WIND: Tropical storm conditions will spread northward in the warning area along the west coast of Florida today and will reach the warning area along the northern Gulf Coast by this evening.
Officials in one Florida Panhandle county say that Subtropical Storm Alberto will likely dump rain on the region, but they're less concerned about storm surge.
Cuba is expected to get as much as 15 inches of rain, the hurricane center said in an advisory Saturday, and the Florida Keys and South Florida could get as many as 10 inches. This has prompted the National Hurricane Center to issue a Tropical Storm Watch for much of the Greater Tampa Bay Area.

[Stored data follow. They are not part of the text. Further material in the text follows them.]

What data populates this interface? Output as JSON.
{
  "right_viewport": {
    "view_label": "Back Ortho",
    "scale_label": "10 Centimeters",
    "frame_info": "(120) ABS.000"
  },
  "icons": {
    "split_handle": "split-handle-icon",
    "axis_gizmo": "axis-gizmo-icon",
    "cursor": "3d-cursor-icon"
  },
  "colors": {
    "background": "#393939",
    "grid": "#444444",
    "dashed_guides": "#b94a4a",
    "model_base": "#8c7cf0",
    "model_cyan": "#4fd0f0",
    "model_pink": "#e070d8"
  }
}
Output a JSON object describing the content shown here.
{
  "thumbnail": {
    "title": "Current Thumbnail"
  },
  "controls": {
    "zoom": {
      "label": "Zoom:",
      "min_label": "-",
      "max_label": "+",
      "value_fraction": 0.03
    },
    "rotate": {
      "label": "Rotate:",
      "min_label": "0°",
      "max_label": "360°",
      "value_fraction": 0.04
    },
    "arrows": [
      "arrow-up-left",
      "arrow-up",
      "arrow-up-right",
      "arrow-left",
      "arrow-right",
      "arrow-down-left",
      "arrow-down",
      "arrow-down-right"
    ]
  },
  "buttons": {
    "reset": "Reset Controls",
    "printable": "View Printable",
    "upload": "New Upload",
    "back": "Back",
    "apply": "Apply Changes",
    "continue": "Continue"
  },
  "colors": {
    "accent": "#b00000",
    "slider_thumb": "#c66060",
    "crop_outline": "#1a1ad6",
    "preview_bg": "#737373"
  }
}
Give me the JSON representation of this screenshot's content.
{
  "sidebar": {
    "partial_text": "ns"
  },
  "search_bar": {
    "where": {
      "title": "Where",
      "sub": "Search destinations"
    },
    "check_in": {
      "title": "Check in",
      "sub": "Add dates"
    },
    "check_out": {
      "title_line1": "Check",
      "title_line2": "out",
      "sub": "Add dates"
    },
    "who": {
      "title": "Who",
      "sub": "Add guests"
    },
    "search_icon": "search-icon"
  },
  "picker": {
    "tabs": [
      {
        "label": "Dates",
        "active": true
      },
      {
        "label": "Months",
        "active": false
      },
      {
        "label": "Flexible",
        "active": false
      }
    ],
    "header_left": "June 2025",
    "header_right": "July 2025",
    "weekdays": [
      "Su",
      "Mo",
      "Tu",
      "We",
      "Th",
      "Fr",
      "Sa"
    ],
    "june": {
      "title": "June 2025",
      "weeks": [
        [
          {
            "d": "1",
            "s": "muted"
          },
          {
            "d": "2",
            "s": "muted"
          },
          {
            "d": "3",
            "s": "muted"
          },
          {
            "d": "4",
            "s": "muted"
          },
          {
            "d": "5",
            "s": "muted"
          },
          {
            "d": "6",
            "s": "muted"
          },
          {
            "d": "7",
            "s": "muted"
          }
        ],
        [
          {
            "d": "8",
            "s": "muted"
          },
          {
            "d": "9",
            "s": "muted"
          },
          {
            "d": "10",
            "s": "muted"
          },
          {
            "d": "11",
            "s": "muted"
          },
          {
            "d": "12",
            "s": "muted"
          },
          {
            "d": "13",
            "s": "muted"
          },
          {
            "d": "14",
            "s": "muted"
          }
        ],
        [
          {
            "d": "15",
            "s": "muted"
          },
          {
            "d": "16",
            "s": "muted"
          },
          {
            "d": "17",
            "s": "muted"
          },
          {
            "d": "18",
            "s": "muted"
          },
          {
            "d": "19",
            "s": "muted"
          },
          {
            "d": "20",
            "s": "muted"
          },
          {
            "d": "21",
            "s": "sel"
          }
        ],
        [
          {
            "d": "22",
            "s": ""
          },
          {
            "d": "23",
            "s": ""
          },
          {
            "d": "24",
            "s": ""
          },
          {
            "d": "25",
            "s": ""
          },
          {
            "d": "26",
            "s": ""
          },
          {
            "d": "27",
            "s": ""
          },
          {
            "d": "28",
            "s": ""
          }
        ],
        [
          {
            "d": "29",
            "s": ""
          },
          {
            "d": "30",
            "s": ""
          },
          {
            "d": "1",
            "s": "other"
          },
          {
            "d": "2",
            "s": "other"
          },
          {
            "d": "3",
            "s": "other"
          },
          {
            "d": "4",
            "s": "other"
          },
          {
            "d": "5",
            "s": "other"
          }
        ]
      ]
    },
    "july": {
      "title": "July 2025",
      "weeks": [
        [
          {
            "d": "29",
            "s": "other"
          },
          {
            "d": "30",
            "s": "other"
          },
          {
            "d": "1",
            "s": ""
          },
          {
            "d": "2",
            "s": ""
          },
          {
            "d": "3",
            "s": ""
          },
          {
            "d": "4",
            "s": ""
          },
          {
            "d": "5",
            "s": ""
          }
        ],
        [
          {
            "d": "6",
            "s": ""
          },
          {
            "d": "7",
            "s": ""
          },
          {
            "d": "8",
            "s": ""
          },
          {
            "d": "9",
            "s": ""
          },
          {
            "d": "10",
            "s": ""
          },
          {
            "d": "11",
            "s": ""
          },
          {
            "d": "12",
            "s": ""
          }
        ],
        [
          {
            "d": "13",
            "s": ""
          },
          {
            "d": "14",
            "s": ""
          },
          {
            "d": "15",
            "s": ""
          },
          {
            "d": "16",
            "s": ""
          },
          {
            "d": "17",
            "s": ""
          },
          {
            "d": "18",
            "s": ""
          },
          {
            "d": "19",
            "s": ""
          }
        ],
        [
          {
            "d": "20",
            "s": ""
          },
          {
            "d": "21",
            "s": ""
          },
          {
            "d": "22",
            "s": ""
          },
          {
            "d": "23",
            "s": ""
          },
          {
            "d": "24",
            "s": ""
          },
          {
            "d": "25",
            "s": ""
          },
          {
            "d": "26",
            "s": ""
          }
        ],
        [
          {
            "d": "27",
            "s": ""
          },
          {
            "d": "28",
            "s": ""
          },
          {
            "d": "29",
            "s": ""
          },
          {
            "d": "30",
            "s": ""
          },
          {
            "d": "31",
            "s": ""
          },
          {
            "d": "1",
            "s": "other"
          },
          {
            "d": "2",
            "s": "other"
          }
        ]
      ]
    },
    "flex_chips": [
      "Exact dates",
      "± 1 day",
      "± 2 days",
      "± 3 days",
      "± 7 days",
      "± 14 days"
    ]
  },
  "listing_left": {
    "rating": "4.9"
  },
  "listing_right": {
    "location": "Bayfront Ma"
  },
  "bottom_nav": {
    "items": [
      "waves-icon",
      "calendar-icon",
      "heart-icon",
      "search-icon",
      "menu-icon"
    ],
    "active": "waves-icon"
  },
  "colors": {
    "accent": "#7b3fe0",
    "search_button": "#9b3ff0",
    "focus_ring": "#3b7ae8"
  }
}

A storm's winds need to reach 74 miles per hour to be called a hurricane.
Parts of Florida, Georgia, Alabama, Mississippi and Louisiana have already seen heavy rain this week, and further deluges could leave those areas vulnerable to flash flooding and river flooding.
Alberto won't totally wash out our Memorial Day here in the Tennessee Valley.
Alberto, the first named Atlantic storm of 2018, which spun up days before the formal June 1 start of the hurricane season, was packing maximum sustained winds near 65 miles per hour (105 kph) and was expected to drop as much as 12 inches (30 cm) of rain, slamming an area from MS to western Georgia, the Miami-based hurricane center said.
Image By NOAA
All 67 Florida counties were issued the emergency notice to give state and local governments enough time and resources to prepare, Florida Governor Rick Scott said in a statement.
Showers will begin spreading in from south to north late Sunday night into Monday. The storm had top sustained winds of 40 miles per hour (65 kph). Gradual strengthening is forecast until the system reaches the northern Gulf Coast.
The Florida Panhandle has been issued with a mandatory evacuation notice, affecting some 4,200 housing units, while Taylor County, to the east has a voluntary evacuation order in place for its coastal areas.
Director of the National Oceanic and Atmospheric Administration's National Hurricane Centre Ken Graham said in a video briefing that downpours caused some street flooding.
Rain chances are expected be high for the rest of the week with some improvement by next weekend.
Storms in the Gulf are closely watched because 5 percent of USA natural gas and 17 percent of crude-oil production comes out of the region, according to the Energy Information Administration.